Member of the National Assembly
- In office January 14, 2019 – July 10, 2019

Ministry spokesperson
- Incumbent
- Assumed office June 11, 2019

Personal details
- Born: February 16, 1962 (age 64) Yerevan, Armenian SSR
- Alma mater: Yerevan State University

= Narine Tukhikyan =

Armenian politician and journalist

Narine Tukhikyan (also known as Narine Khachaturyan; Armenian: Նարինե Խաչատուրյան; born February 16, 1962) is an Armenian journalist, public, political, and cultural figure, and former director of the Hovhannes Tumanyan Museum (2007–2019). She was a member of the National Assembly of Armenia of the 7th convocation (My Step Alliance) (2018–2019).

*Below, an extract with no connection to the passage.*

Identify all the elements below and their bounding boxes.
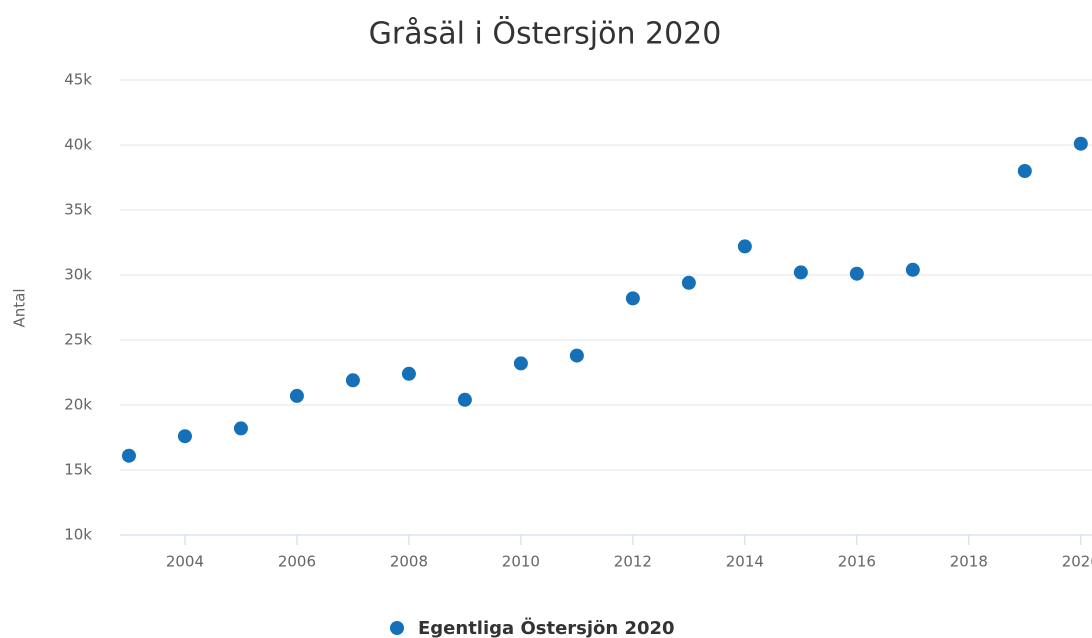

She is currently the spokesperson for the Ministry of Education, Science, Culture, and Sport of Armenia (since 2019).

== Biography ==

Narine Tukhikyan was born on February 16, 1962, in Yerevan, into the family of actor Levon Tukhikyan and writer, playwright Anna Petrosyan. In 1979, she graduated from Yerevan Secondary School No. 78, and in 1985, she graduated from the Department of Theater Studies of the Faculty of Philology of Yerevan State University. In 1987, she was trained at the Central Television in the USSR. She has attended management courses at the American University of Armenia.

=== Political career ===

On December 9, 2018, she was elected a deputy from the electoral list of the My Step Alliance in the parliamentary elections. On May 31, 2019, Narine Tukhikyan announced her resignation from the National Assembly.